No Two Minds Think Exactly Alike.

In the grand scheme of things, your mind is as unique as your finger prints or your retina. No person has been like you or will ever be as exact as you. You are a special data bank of thought and information collected over your lifetime to the point where you read this, and then forever after.

Have you ever stopped to think of the most unique events of your life, or even the ones which seem mundane and far from extraordinary? These events shaped the way you think, your neural responses, your patterns. Every one of them can trigger a preconceived action. You are at this point in time, all of your prior patterns. Those are broken when new information enters, and a new neural link is made.

Many people will go a lifetime and make a minimal amount of re-linkings, some people will constantly create new information and links. Memories are accessed all the time in our minds, sometimes changing and adding new information to them, but it doesn't change large portions of our brain, neural, structure. The neurons can create new links at any time.

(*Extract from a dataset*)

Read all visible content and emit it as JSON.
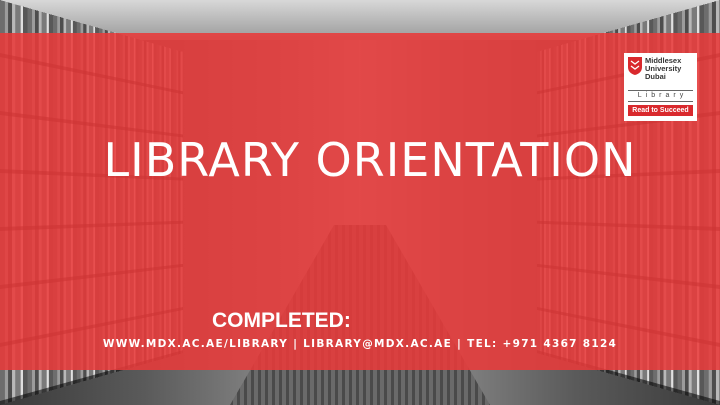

The problem we face in society is we are working with many dimensions of the mind.  Not just the patterns, but the outcome of the patterns, and biology of the brain. When we try and convince people they have done something wrong, they sometimes don't see or accept why it was wrong.

A mind pre conditioned into a pattern can be changed, but through work with the existing ones, replacing, revisiting and changing memories, which can't be trusted. Memories are flawed, but they create a person who is individual because of the pattern that they created.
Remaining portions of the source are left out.